O ministro da Agricultura, Luís Capoulas Santos, afirmou esta terça-feira que o anterior Governo violou a lei ao prometer um reforço não autorizado de 200 milhões de euros para o Programa de Desenvolvimento Rural (PDR 2020).

Capoulas Santos, que está a ser ouvido na comissão parlamentar de Agricultura e Mar, voltou a lamentar a fatura deixada pela antecessora no cargo, a centrista Assunção Cristas, mas salientou que "as expetativas dos agricultores devem ser respeitadas" e garantiu que se "vai bater por isso".

Em causa está o facto de as candidaturas às medidas agroambientais no âmbito do PDR ultrapassarem a dotação disponível em 296 milhões de euros, uma situação que, segundo Capoulas Santos, o ministério liderado por Cristas tentou resolver com um pedido de reprogramação a Bruxelas que "onera o Orçamento do Estado em mais de 200 milhões de euros sem nenhum respaldo do Governo".

"É inaceitável dar como adquirido que houve um reforço de 200 milhões de euros para a agricultura que ninguém autorizou e isso tem de ser autorizado", sublinhou, destacando que o anterior governo violou a lei.


Capoulas Santos adiantou que, logo que o Executivo decida incluir as verbas necessárias para assegurar a contrapartida nacional no Orçamento do Estado tenciona enviar para a Bruxelas a reprogramação correspondente.

A deputada do CDS-PP Patrícia Fonseca esclareceu que a solução encontrada foi uma forma de não "gorar as expectativas dos agricultores" e salientou que, apesar de não ter ficado escrito, houve um acordo político para disponibilizar a verba necessária, depois de uma conversa entre Assunção Cristas, a então ministra das Finanças, Maria Luís Albuquerque, e o anterior primeiro-ministro, Pedro Passos Coelho.

"Não ficou escrito, mas houve um acordo político para que isso fosse feito", adiantou Patrícia Fonseca, explicando que estava prevista uma verba de 100 milhões de euros para o PDR que seria disponibilizada em tranches anuais de cerca de 40 milhões de euros através do Orçamento do Estado.

Capoulas Santos lamentou que a assunção de compromissos para os próximos quatro anos tenha resultado "de uma conversa a três, e não de um documento escrito", lembrando que foi o atual Governo que herdou o problema.

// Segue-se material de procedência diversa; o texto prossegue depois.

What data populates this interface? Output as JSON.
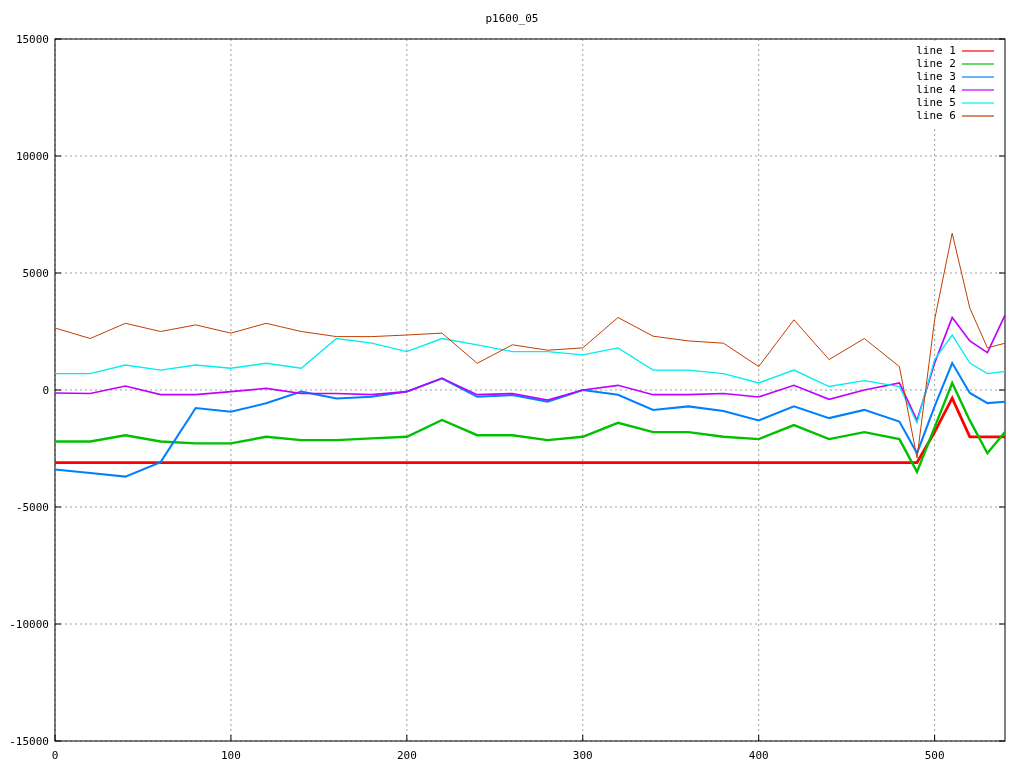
{
  "chart_data": {
    "type": "line",
    "title": "p1600_05",
    "x": [
      0,
      20,
      40,
      60,
      80,
      100,
      120,
      140,
      160,
      180,
      200,
      220,
      240,
      260,
      280,
      300,
      320,
      340,
      360,
      380,
      400,
      420,
      440,
      460,
      480,
      490,
      500,
      510,
      520,
      530,
      540
    ],
    "series": [
      {
        "name": "line 1",
        "color": "#ff0000",
        "values": [
          -3100,
          -3100,
          -3100,
          -3100,
          -3100,
          -3100,
          -3100,
          -3100,
          -3100,
          -3100,
          -3100,
          -3100,
          -3100,
          -3100,
          -3100,
          -3100,
          -3100,
          -3100,
          -3100,
          -3100,
          -3100,
          -3100,
          -3100,
          -3100,
          -3100,
          -3100,
          -1800,
          -350,
          -2000,
          -2000,
          -2000
        ]
      },
      {
        "name": "line 2",
        "color": "#00c000",
        "values": [
          -2200,
          -2200,
          -1930,
          -2200,
          -2280,
          -2280,
          -2000,
          -2140,
          -2140,
          -2070,
          -2000,
          -1280,
          -1930,
          -1930,
          -2140,
          -2000,
          -1400,
          -1800,
          -1800,
          -2000,
          -2100,
          -1500,
          -2100,
          -1800,
          -2100,
          -3500,
          -1600,
          300,
          -1300,
          -2700,
          -1800
        ]
      },
      {
        "name": "line 3",
        "color": "#0080ff",
        "values": [
          -3400,
          -3550,
          -3700,
          -3080,
          -770,
          -930,
          -570,
          -70,
          -360,
          -290,
          -70,
          500,
          -290,
          -220,
          -500,
          0,
          -200,
          -850,
          -700,
          -900,
          -1300,
          -700,
          -1200,
          -850,
          -1350,
          -2700,
          -700,
          1150,
          -130,
          -560,
          -500
        ]
      },
      {
        "name": "line 4",
        "color": "#c000ff",
        "values": [
          -130,
          -150,
          170,
          -200,
          -200,
          -70,
          70,
          -150,
          -150,
          -200,
          -70,
          500,
          -200,
          -150,
          -430,
          0,
          200,
          -200,
          -200,
          -150,
          -300,
          200,
          -400,
          0,
          300,
          -1300,
          1150,
          3100,
          2100,
          1600,
          3200
        ]
      },
      {
        "name": "line 5",
        "color": "#00eeee",
        "values": [
          700,
          700,
          1070,
          850,
          1070,
          930,
          1140,
          930,
          2200,
          2000,
          1640,
          2200,
          1930,
          1640,
          1640,
          1500,
          1800,
          850,
          850,
          700,
          300,
          850,
          150,
          400,
          150,
          -1400,
          1300,
          2350,
          1150,
          700,
          800
        ]
      },
      {
        "name": "line 6",
        "color": "#c04000",
        "values": [
          2650,
          2200,
          2850,
          2500,
          2780,
          2430,
          2850,
          2500,
          2280,
          2280,
          2350,
          2430,
          1140,
          1930,
          1700,
          1800,
          3100,
          2300,
          2100,
          2000,
          1000,
          3000,
          1300,
          2200,
          1000,
          -2900,
          3000,
          6700,
          3500,
          1800,
          2000
        ]
      }
    ],
    "xlim": [
      0,
      540
    ],
    "ylim": [
      -15000,
      15000
    ],
    "xticks": [
      0,
      100,
      200,
      300,
      400,
      500
    ],
    "yticks": [
      -15000,
      -10000,
      -5000,
      0,
      5000,
      10000,
      15000
    ],
    "grid": true,
    "legend": true
  }
}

O governante apontou ainda outros problemas que vai ter de resolver, como o pagamento das dívidas às seguradoras, que ascendem a cerca de 20 milhões de euros, e a necessidade de encontrar mais 24 milhões de euros para pagar as obras do Alqueva, cuja fonte de financiamento terminou em dezembro.

Por seu lado, o deputado do CDS-PP Abel Baptista acusou o ministro de estar a "criar uma instabilidade grande e permanente no setor" e de pôr os agricultores "em sobressalto" ao dizer que "não vai cumprir o que está no PDR", enquanto o social-democrata Nuno Serra insistiu para que Capoulas Santos retire o "garrote" à agricultura e garanta o financiamento necessário para o PDR.

Em termos de prioridades, Capoulas Santos adiantou que passam por um eventual plano de pagamento mais escalonado no tempo para as seguradoras, aprovação de projetos de investimento, revisão dos limites máximos e conclusão da legislação necessária para revogar a "liberalização da plantação de eucaliptos", cumprindo um compromisso com ‘Os Verdes’.

Os deputados questionaram também o ministro sobre as soluções para ultrapassar as dificuldades dos produtores de leite e dos suinicultores, com o responsável da tutela a prometer dar continuidade e promover o diálogo entre produção, indústria e distribuição.

O deputado do PAN André Silva foi a voz dissonante, criticando o lóbi dos laticínios e questionando o ministro sobre se o Governo iria gastar dinheiro em publicidade para apoiar a indústria do leite, "uma bebida cuja produção tem elevados custos ambientais e cujos alegados benefícios nutricionais têm sido colocados em causa".

André Silva notou ainda que algumas suiniculturas colocam "problemas gravíssimos" por estarem a laborar sem condições para tratar os resíduos, uma situação que Capoulas Santos espera melhorar com o processo de licenciamento que está em curso e cujo prazo vai ser prorrogado por mais um ano.